O resultado é um sistema que resiste à responsabilização: define objetivos sem ligação aos recursos, aplica modelos de avaliação sem consequências, e distribui responsabilidades sem mecanismos claros de prestação de contas. A gestão — no sentido de alocar recursos a fins, medir resultados e corrigir falhas — continua ausente de grande parte da máquina pública. Sem alterar esta lógica, qualquer reforma será superficial.
O segundo bloqueio estrutural está na forma como se escolhem os dirigentes da administração pública. O problema não é novo, mas mantém-se central. A administração portuguesa sofre de uma inadequada seleção dos seus líderes intermédios e superiores.

A nomeação para cargos de direção é frequentemente entendida como recompensa por antiguidade, quando não mesmo como um prémio por lealdade partidária, em vez de ser um exercício rigo- roso de seleção com base em mérito, competências de gestão e capacidade de liderança.
O problema não é apenas a falta de “bons perfis”. É a ausência de um sistema coerente que exija, avalie e selecione dirigentes com base em capacidade de gestão. A responsabilidade pela execução das políticas públicas está profundamente dependente de quem dirige os serviços — e, no entanto, raramente se discute seriamente o que se espera de um diretor ou de um gestor público.

Por fim, há um problema clássico de desenho das reformas públicas que é muito notório neste programa: a tentação de querer fazer tudo ao mesmo tempo. A reforma do Estado proposta atua em múltiplas camadas – da estrutura do Estado central à prestação de serviços, da digitalização ao orçamento, da contratação pública ao regime de carreiras – e interage com todas as áreas governativas. A ambição transversal, que é meritória do ponto de vista do diagnóstico, torna-se um risco quando não há uma clara hierarquia de prioridades, nem uma sequência exequível de implementação.
A experiência passada mostra que reformas generalistas, com dezenas de medidas em simultâneo, têm baixa probabilidade de sucesso. É preciso fazer escolhas. Reformar implica concentrar recursos políticos e administrativos em poucos objetivos — bem definidos, exigentes e verificáveis.

Reformas que tentam resolver todos os problemas ao mesmo tempo acabam frequentemente por não resolver nenhum. A falta de foco operacional e a ausência de mecanismos fortes de coordenação política e técnica tendem a dispersar os esforços, esgotar os recursos e alimentar o cinismo dos profissionais do setor público.
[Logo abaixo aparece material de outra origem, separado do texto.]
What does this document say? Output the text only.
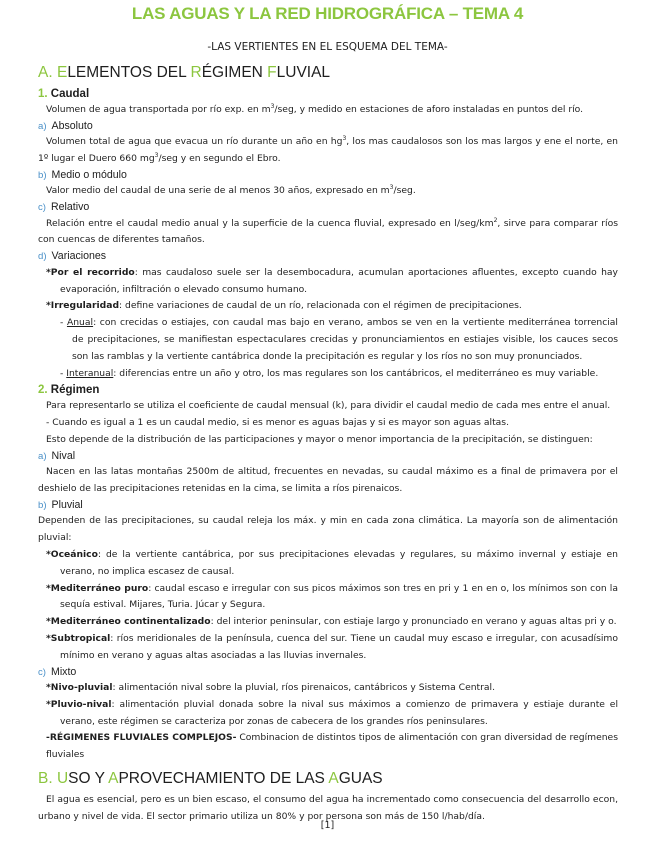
LAS AGUAS Y LA RED HIDROGRÁFICA – TEMA 4
-LAS VERTIENTES EN EL ESQUEMA DEL TEMA-
A. ELEMENTOS DEL RÉGIMEN FLUVIAL
1. Caudal

Volumen de agua transportada por río exp. en $m^3$/seg, y medido en estaciones de aforo instaladas en puntos del río.

a) Absoluto

Volumen total de agua que evacua un río durante un año en $hg^3$, los mas caudalosos son los mas largos y ene el norte, en 1º lugar el Duero 660 $mg^3$/seg y en segundo el Ebro.

b) Medio o módulo

Valor medio del caudal de una serie de al menos 30 años, expresado en $m^3$/seg.

c) Relativo

Relación entre el caudal medio anual y la superficie de la cuenca fluvial, expresado en $l/seg/km^2$, sirve para comparar ríos con cuencas de diferentes tamaños.

d) Variaciones

*Por el recorrido: mas caudaloso suele ser la desembocadura, acumulan aportaciones afluentes, excepto cuando hay evaporación, infiltración o elevado consumo humano.

*Irregularidad: define variaciones de caudal de un río, relacionada con el régimen de precipitaciones.

- Anual: con crecidas o estiajes, con caudal mas bajo en verano, ambos se ven en la vertiente mediterránea torrencial de precipitaciones, se manifiestan espectaculares crecidas y pronunciamientos en estiajes visible, los cauces secos son las ramblas y la vertiente cantábrica donde la precipitación es regular y los ríos no son muy pronunciados.

- Interanual: diferencias entre un año y otro, los mas regulares son los cantábricos, el mediterráneo es muy variable.

2. Régimen

Para representarlo se utiliza el coeficiente de caudal mensual (k), para dividir el caudal medio de cada mes entre el anual.

- Cuando es igual a 1 es un caudal medio, si es menor es aguas bajas y si es mayor son aguas altas.

Esto depende de la distribución de las participaciones y mayor o menor importancia de la precipitación, se distinguen:

a) Nival

Nacen en las latas montañas 2500m de altitud, frecuentes en nevadas, su caudal máximo es a final de primavera por el deshielo de las precipitaciones retenidas en la cima, se limita a ríos pirenaicos.

b) Pluvial

Dependen de las precipitaciones, su caudal releja los máx. y min en cada zona climática. La mayoría son de alimentación pluvial:

*Oceánico: de la vertiente cantábrica, por sus precipitaciones elevadas y regulares, su máximo invernal y estiaje en verano, no implica escasez de causal.

*Mediterráneo puro: caudal escaso e irregular con sus picos máximos son tres en pri y 1 en en o, los mínimos son con la sequía estival. Mijares, Turia. Júcar y Segura.

*Mediterráneo continentalizado: del interior peninsular, con estiaje largo y pronunciado en verano y aguas altas pri y o.

*Subtropical: ríos meridionales de la península, cuenca del sur. Tiene un caudal muy escaso e irregular, con acusadísimo mínimo en verano y aguas altas asociadas a las lluvias invernales.

c) Mixto

*Nivo-pluvial: alimentación nival sobre la pluvial, ríos pirenaicos, cantábricos y Sistema Central.

*Pluvio-nival: alimentación pluvial donada sobre la nival sus máximos a comienzo de primavera y estiaje durante el verano, este régimen se caracteriza por zonas de cabecera de los grandes ríos peninsulares.

-RÉGIMENES FLUVIALES COMPLEJOS- Combinacion de distintos tipos de alimentación con gran diversidad de regímenes fluviales

B. USO Y APROVECHAMIENTO DE LAS AGUAS

El agua es esencial, pero es un bien escaso, el consumo del agua ha incrementado como consecuencia del desarrollo econ, urbano y nivel de vida. El sector primario utiliza un 80% y por persona son más de 150 l/hab/día.

[1]
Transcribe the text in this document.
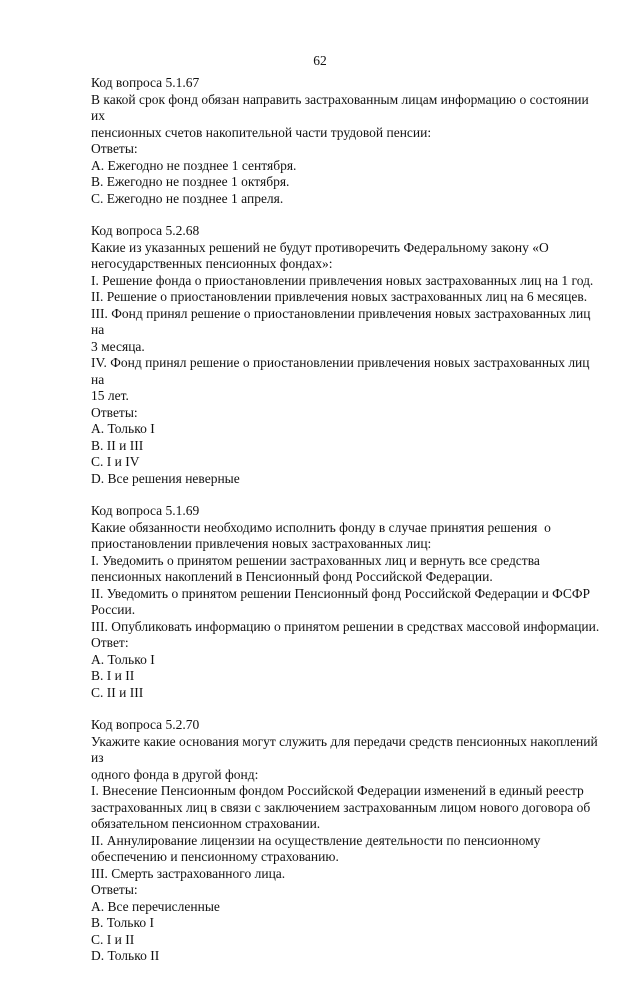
62
Код вопроса 5.1.67
В какой срок фонд обязан направить застрахованным лицам информацию о состоянии их
пенсионных счетов накопительной части трудовой пенсии:
Ответы:
А. Ежегодно не позднее 1 сентября.
В. Ежегодно не позднее 1 октября.
С. Ежегодно не позднее 1 апреля.
Код вопроса 5.2.68
Какие из указанных решений не будут противоречить Федеральному закону «О
негосударственных пенсионных фондах»:
I. Решение фонда о приостановлении привлечения новых застрахованных лиц на 1 год.
II. Решение о приостановлении привлечения новых застрахованных лиц на 6 месяцев.
III. Фонд принял решение о приостановлении привлечения новых застрахованных лиц на
3 месяца.
IV. Фонд принял решение о приостановлении привлечения новых застрахованных лиц на
15 лет.
Ответы:
A. Только I
B. II и III
C. I и IV
D. Все решения неверные
Код вопроса 5.1.69
Какие обязанности необходимо исполнить фонду в случае принятия решения  о
приостановлении привлечения новых застрахованных лиц:
I. Уведомить о принятом решении застрахованных лиц и вернуть все средства
пенсионных накоплений в Пенсионный фонд Российской Федерации.
II. Уведомить о принятом решении Пенсионный фонд Российской Федерации и ФСФР
России.
III. Опубликовать информацию о принятом решении в средствах массовой информации.
Ответ:
А. Только I
В. I и II
С. II и III
Код вопроса 5.2.70
Укажите какие основания могут служить для передачи средств пенсионных накоплений из
одного фонда в другой фонд:
I. Внесение Пенсионным фондом Российской Федерации изменений в единый реестр
застрахованных лиц в связи с заключением застрахованным лицом нового договора об
обязательном пенсионном страховании.
II. Аннулирование лицензии на осуществление деятельности по пенсионному
обеспечению и пенсионному страхованию.
III. Смерть застрахованного лица.
Ответы:
A. Все перечисленные
B. Только I
C. I и II
D. Только II
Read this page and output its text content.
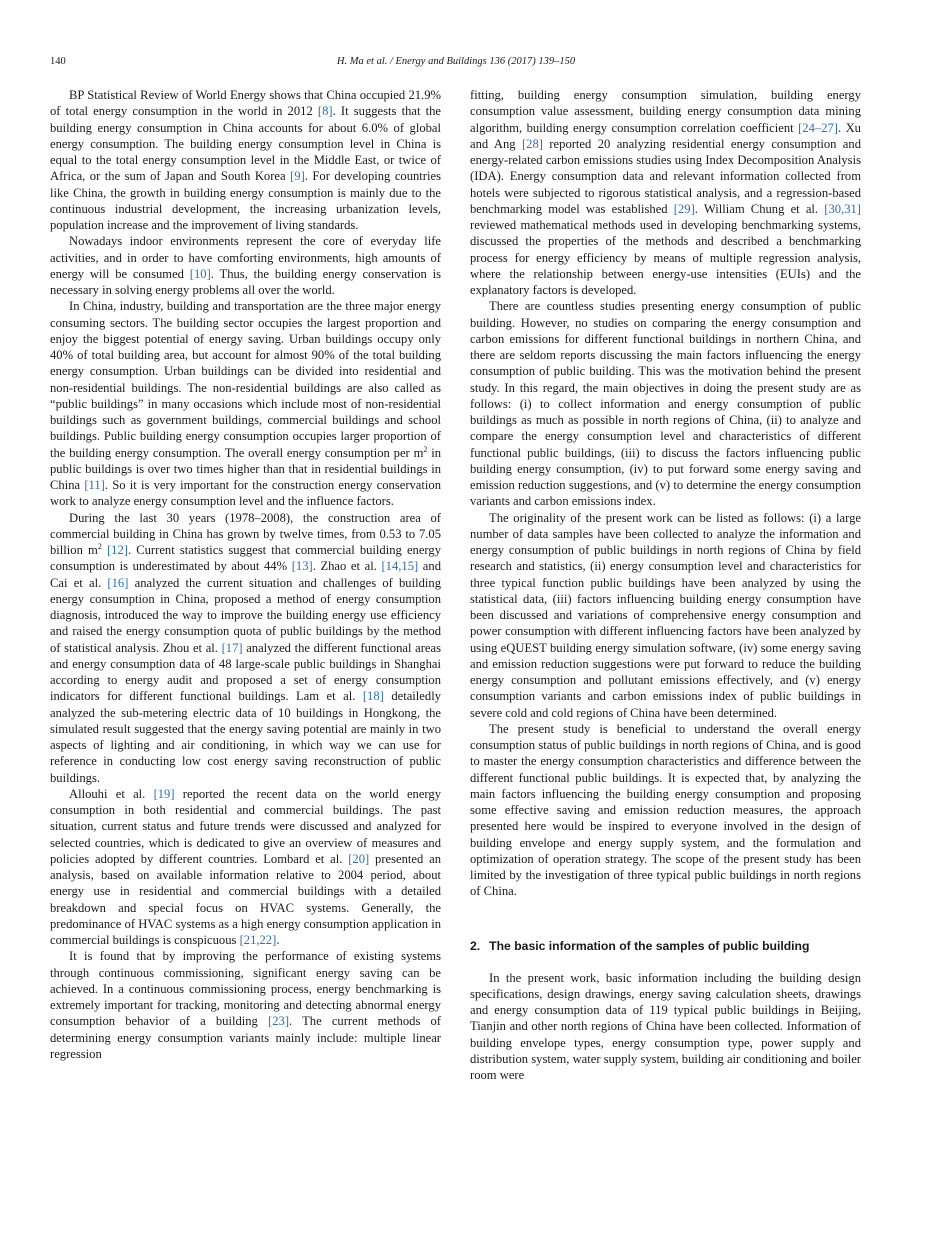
140	H. Ma et al. / Energy and Buildings 136 (2017) 139–150

BP Statistical Review of World Energy shows that China occupied 21.9% of total energy consumption in the world in 2012 [8]. It suggests that the building energy consumption in China accounts for about 6.0% of global energy consumption. The building energy consumption level in China is equal to the total energy consumption level in the Middle East, or twice of Africa, or the sum of Japan and South Korea [9]. For developing countries like China, the growth in building energy consumption is mainly due to the continuous industrial development, the increasing urbanization levels, population increase and the improvement of living standards.

Nowadays indoor environments represent the core of everyday life activities, and in order to have comforting environments, high amounts of energy will be consumed [10]. Thus, the building energy conservation is necessary in solving energy problems all over the world.

In China, industry, building and transportation are the three major energy consuming sectors. The building sector occupies the largest proportion and enjoy the biggest potential of energy saving. Urban buildings occupy only 40% of total building area, but account for almost 90% of the total building energy consumption. Urban buildings can be divided into residential and non-residential buildings. The non-residential buildings are also called as “public buildings” in many occasions which include most of non-residential buildings such as government buildings, commercial buildings and school buildings. Public building energy consumption occupies larger proportion of the building energy consumption. The overall energy consumption per $m^2$ in public buildings is over two times higher than that in residential buildings in China [11]. So it is very important for the construction energy conservation work to analyze energy consumption level and the influence factors.

During the last 30 years (1978–2008), the construction area of commercial building in China has grown by twelve times, from 0.53 to 7.05 billion $m^2$ [12]. Current statistics suggest that commercial building energy consumption is underestimated by about 44% [13]. Zhao et al. [14,15] and Cai et al. [16] analyzed the current situation and challenges of building energy consumption in China, proposed a method of energy consumption diagnosis, introduced the way to improve the building energy use efficiency and raised the energy consumption quota of public buildings by the method of statistical analysis. Zhou et al. [17] analyzed the different functional areas and energy consumption data of 48 large-scale public buildings in Shanghai according to energy audit and proposed a set of energy consumption indicators for different functional buildings. Lam et al. [18] detailedly analyzed the sub-metering electric data of 10 buildings in Hongkong, the simulated result suggested that the energy saving potential are mainly in two aspects of lighting and air conditioning, in which way we can use for reference in conducting low cost energy saving reconstruction of public buildings.

Allouhi et al. [19] reported the recent data on the world energy consumption in both residential and commercial buildings. The past situation, current status and future trends were discussed and analyzed for selected countries, which is dedicated to give an overview of measures and policies adopted by different countries. Lombard et al. [20] presented an analysis, based on available information relative to 2004 period, about energy use in residential and commercial buildings with a detailed breakdown and special focus on HVAC systems. Generally, the predominance of HVAC systems as a high energy consumption application in commercial buildings is conspicuous [21,22].

It is found that by improving the performance of existing systems through continuous commissioning, significant energy saving can be achieved. In a continuous commissioning process, energy benchmarking is extremely important for tracking, monitoring and detecting abnormal energy consumption behavior of a building [23]. The current methods of determining energy consumption variants mainly include: multiple linear regression

fitting, building energy consumption simulation, building energy consumption value assessment, building energy consumption data mining algorithm, building energy consumption correlation coefficient [24–27]. Xu and Ang [28] reported 20 analyzing residential energy consumption and energy-related carbon emissions studies using Index Decomposition Analysis (IDA). Energy consumption data and relevant information collected from hotels were subjected to rigorous statistical analysis, and a regression-based benchmarking model was established [29]. William Chung et al. [30,31] reviewed mathematical methods used in developing benchmarking systems, discussed the properties of the methods and described a benchmarking process for energy efficiency by means of multiple regression analysis, where the relationship between energy-use intensities (EUIs) and the explanatory factors is developed.

There are countless studies presenting energy consumption of public building. However, no studies on comparing the energy consumption and carbon emissions for different functional buildings in northern China, and there are seldom reports discussing the main factors influencing the energy consumption of public building. This was the motivation behind the present study. In this regard, the main objectives in doing the present study are as follows: (i) to collect information and energy consumption of public buildings as much as possible in north regions of China, (ii) to analyze and compare the energy consumption level and characteristics of different functional public buildings, (iii) to discuss the factors influencing public building energy consumption, (iv) to put forward some energy saving and emission reduction suggestions, and (v) to determine the energy consumption variants and carbon emissions index.

The originality of the present work can be listed as follows: (i) a large number of data samples have been collected to analyze the information and energy consumption of public buildings in north regions of China by field research and statistics, (ii) energy consumption level and characteristics for three typical function public buildings have been analyzed by using the statistical data, (iii) factors influencing building energy consumption have been discussed and variations of comprehensive energy consumption and power consumption with different influencing factors have been analyzed by using eQUEST building energy simulation software, (iv) some energy saving and emission reduction suggestions were put forward to reduce the building energy consumption and pollutant emissions effectively, and (v) energy consumption variants and carbon emissions index of public buildings in severe cold and cold regions of China have been determined.

The present study is beneficial to understand the overall energy consumption status of public buildings in north regions of China, and is good to master the energy consumption characteristics and difference between the different functional public buildings. It is expected that, by analyzing the main factors influencing the building energy consumption and proposing some effective saving and emission reduction measures, the approach presented here would be inspired to everyone involved in the design of building envelope and energy supply system, and the formulation and optimization of operation strategy. The scope of the present study has been limited by the investigation of three typical public buildings in north regions of China.

2. The basic information of the samples of public building

In the present work, basic information including the building design specifications, design drawings, energy saving calculation sheets, drawings and energy consumption data of 119 typical public buildings in Beijing, Tianjin and other north regions of China have been collected. Information of building envelope types, energy consumption type, power supply and distribution system, water supply system, building air conditioning and boiler room were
Como já sucedeu no passado, as reformas tendem a ser lançadas em catadupa, sem tempo para consolidar os instrumentos anteriores, sem acompanhamento, e com uma elevada taxa de reversão ou abandono silencioso.
A reforma do Estado será sempre uma promessa difícil. É estruturalmente complexa, politicamente sensível e administrativamente exigente. Precisa de escolhas difíceis. É neste ponto que o realismo deve entrar na equação. Uma reforma verdadeira do Estado não precisa de ser feita toda de uma vez. Precisa de ser credível, sustentável e consistente. Isso implica concentrar esforços em áreas-chave, estabelecer compromissos públicos e mensuráveis, e garantir que os responsáveis políticos acompanham e corrigem os desvios.